Local law enforcement agencies are releasing details of extra patrols and checkpoints focusing on impaired and aggressive driving that were conducted in conjunction with St. Patrick’s Day and March Madness.

The Dubois County Sheriff’s Department issued 15 traffic citations and made one arrest during the just-completed, 24-day traffic enforcement mobilization.

“As temperatures rise, so do crashes involving impaired and aggressive driving,” Chief Deputy Chris Faulkenberg said. His advice is to make sure your plans include a sober, defensive driver.

Indiana State Police troopers from the Jasper Post were joined by officers from the sheriff’s department, Huntingburg Police Department, Jasper Police Department and Ferdinand Police Department for a sobriety checkpoint Friday in Jasper.

Police report processing 41 vehicles, with one minor preliminarily charged with impaired driving.
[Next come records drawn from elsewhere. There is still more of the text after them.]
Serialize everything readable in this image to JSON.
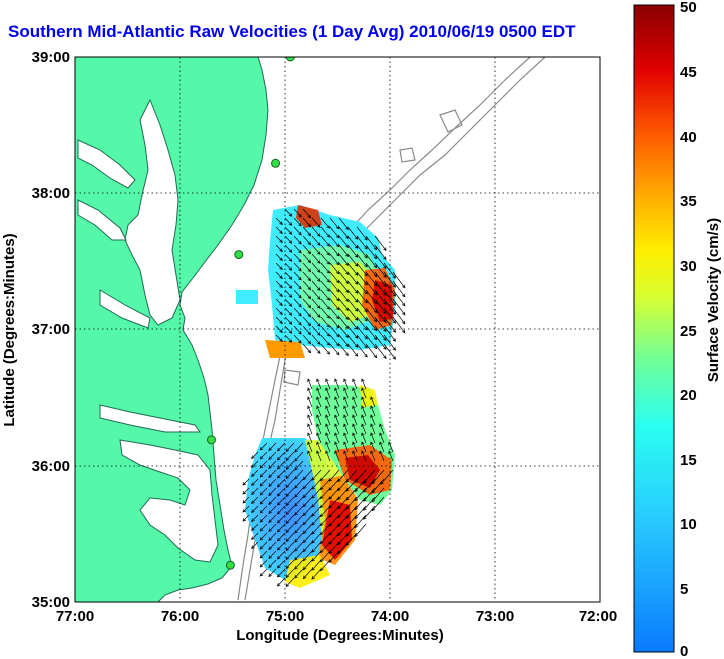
{
  "title": "Southern Mid-Atlantic Raw Velocities (1 Day Avg) 2010/06/19 0500 EDT",
  "map": {
    "xlabel": "Longitude (Degrees:Minutes)",
    "ylabel": "Latitude (Degrees:Minutes)",
    "x_ticks": [
      "77:00",
      "76:00",
      "75:00",
      "74:00",
      "73:00",
      "72:00"
    ],
    "y_ticks": [
      "39:00",
      "38:00",
      "37:00",
      "36:00",
      "35:00"
    ],
    "lon_range": [
      -77,
      -72
    ],
    "lat_range": [
      35,
      39
    ],
    "grid": true,
    "land_color": "#55f7a8",
    "coast_color": "#1f6b55",
    "bathymetry_color": "#8a8a8a"
  },
  "colorbar": {
    "label": "Surface Velocity (cm/s)",
    "ticks": [
      "50",
      "45",
      "40",
      "35",
      "30",
      "25",
      "20",
      "15",
      "10",
      "5",
      "0"
    ],
    "range": [
      0,
      50
    ],
    "colormap": "jet"
  },
  "stations": [
    {
      "lon": -74.95,
      "lat": 39.0
    },
    {
      "lon": -75.09,
      "lat": 38.22
    },
    {
      "lon": -75.44,
      "lat": 37.55
    },
    {
      "lon": -75.7,
      "lat": 36.19
    },
    {
      "lon": -75.52,
      "lat": 35.27
    }
  ]
}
Several other minors will be charged with misdemeanor counts of marijuana possession and minor in possession of tobacco.

Also during the checkpoint, police issued 52 warnings and wrote 37 tickets. Police administered six portable breath tests and conducted one K-9 search.
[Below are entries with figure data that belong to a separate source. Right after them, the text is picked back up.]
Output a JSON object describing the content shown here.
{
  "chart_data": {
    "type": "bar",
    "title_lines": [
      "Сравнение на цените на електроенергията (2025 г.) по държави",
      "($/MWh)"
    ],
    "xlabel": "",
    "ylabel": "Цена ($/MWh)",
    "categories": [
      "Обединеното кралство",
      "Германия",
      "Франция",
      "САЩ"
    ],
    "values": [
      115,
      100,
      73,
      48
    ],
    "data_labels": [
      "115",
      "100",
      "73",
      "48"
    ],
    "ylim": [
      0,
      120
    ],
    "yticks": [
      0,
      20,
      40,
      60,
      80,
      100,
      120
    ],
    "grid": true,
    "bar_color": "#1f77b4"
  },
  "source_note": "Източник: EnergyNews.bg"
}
The Jasper Police Department will be releasing its officers’ enforcement totals in the coming days.

While reporting the totals, police pointed out that in every state, it is illegal to drive with a blood alcohol content of .08 percent or higher. In Indiana, drivers under age 21 with a BAC of .02 percent or higher are subject to fines and a license suspension for up to one year.
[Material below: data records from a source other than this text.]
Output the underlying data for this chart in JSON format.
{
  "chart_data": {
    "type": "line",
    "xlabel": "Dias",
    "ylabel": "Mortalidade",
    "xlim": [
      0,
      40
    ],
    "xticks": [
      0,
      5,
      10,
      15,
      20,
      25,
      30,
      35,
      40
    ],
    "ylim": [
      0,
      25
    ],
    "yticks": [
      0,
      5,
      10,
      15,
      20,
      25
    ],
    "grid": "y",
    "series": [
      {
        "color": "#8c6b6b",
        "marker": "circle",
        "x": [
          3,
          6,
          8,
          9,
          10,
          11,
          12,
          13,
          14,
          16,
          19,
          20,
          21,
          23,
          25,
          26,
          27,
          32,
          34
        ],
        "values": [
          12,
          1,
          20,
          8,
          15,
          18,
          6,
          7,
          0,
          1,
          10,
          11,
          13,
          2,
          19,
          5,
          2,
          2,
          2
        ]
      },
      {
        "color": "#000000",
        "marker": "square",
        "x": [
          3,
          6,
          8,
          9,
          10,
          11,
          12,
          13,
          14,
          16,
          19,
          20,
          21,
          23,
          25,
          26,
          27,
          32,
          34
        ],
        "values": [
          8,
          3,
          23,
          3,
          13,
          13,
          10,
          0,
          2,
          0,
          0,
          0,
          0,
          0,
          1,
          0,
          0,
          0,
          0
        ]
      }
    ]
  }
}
Impaired driving includes more than alcohol, and police note there is no quick field test for the many prescription, over-the-counter and illegal drugs that can impair drivers. This year, the police officers highly trained to recognize and enforce drug-impaired driving were issued android tablets to simplify documentation for prosecution.

Police say those taking a new drug or a higher dose are advised to talk with a doctor or avoid driving until they know what effects it may have. Even over-the-counter medication can cause impairment, especially when combined with alcohol or a second drug, according to police.

Anyone who observes erratic driving is encouraged to call 911 and be prepared to give as much detailed information as possible, such as color and make of vehicle, license plate number, which roadway is being traveled and the direction of travel.